Grilling over medium heat is the saner, wiser approach to cooking fatty cuts of meat. Rather than jumping all around your backyard like a maniac while flames shoot vertically from your grill grates, a lower temperature lets you savor the outdoor cooking experience without incinerating dinner. As these ribs cook, the spices clinging to their surface will slowly toast and darken while fat from the ribs sizzles around them. The only trick is to make sure you’ve got a generous bed of coals when you get started, since they become valuable to you only as their heat is waning. As much as I love using 100% lump hardwood, ordinary charcoal briquettes are really useful here—they burn steadily and evenly for a long time. Gas grillers: Dial into medium heat and stay there.
Ingredients:
3 tablespoons coriander seeds
2 tablespoons black peppercorns
1 tablespoon crushed red pepper flakes
2 slabs St. Louis–style pork ribs (5 to 6 pounds total)
3 tablespoons kosher salt
Extra-virgin olive oil, for drizzling
Handful cilantro and/or mint, for serving
Lime wedges, for serving
The process:
Roughly crush the coriander seeds, peppercorns, and red pepper flakes in a mortar and pestle or in a spice grinder, making sure to preserve some discernible texture.
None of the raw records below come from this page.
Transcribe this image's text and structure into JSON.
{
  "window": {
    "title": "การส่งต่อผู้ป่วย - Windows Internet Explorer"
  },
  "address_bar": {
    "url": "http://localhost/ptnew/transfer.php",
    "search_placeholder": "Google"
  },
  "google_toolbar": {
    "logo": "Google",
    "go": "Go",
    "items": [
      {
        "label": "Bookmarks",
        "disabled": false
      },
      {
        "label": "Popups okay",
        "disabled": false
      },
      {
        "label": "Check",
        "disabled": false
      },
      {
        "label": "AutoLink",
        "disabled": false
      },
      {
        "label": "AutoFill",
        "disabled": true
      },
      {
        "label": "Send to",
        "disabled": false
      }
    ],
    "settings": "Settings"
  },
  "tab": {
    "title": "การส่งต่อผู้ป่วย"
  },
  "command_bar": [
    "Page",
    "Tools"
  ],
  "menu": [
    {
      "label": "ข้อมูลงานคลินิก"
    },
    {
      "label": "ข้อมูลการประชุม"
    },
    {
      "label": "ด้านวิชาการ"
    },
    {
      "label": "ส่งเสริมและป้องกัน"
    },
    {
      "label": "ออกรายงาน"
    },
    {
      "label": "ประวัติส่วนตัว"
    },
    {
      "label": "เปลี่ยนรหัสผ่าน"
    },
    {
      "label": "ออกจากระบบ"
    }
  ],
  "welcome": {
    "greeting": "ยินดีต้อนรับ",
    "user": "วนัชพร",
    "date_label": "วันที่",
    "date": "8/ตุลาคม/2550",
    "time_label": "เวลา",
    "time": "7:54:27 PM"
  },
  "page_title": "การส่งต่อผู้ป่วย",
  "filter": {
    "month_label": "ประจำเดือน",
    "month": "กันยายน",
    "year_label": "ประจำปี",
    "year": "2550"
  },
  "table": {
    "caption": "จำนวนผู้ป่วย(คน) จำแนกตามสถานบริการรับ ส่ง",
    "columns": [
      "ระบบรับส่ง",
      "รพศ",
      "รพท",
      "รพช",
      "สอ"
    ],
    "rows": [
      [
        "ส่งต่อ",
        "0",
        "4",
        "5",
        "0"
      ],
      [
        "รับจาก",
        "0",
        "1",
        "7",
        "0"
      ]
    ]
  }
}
Cut between the bones to separate the rack into individual ribs. Place them on a large rimmed baking sheet and season all over with the salt (use every bit). Season evenly with the spice mixture, turning to coat. Drizzle ribs with olive oil and turn again to coat. Refrigerate the seasoned ribs, uncovered, for up to 2 days. Alternatively, let sit at room temperature until it’s time to grill, up to 2 hours.
Prepare a grill for medium direct heat with a generous amount of coals. I usually fill up a charcoal chimney, light it, and spread out an equivalent amount of coals in the grill kettle. When the coals in the chimney are glowing orange, I pour them over the unlit charcoal and wait until everything has burned down enough that I can hold my hand 6 inches above the grates for a few seconds without recoiling in pain. That’s medium hot! (If you use a gas grill, set it to medium heat.) Clean and oil grill grates. Grill the ribs, turning them every 3 to 4 minutes, until evenly and deeply browned, and crisp, 28 to 32 minutes. Regardless of whether you find yourself cooking on a fire escape or perched atop a vast rolling hill, this is enough time to joyously commune with nature while the aromas of smoky pork fat and toasted spices waft through your hair. Enjoy your special moment.
Transfer ribs to a platter and top with herbs (*and your Get Graza Olive Oil of course!). Serve with lime wedges for squeezing over.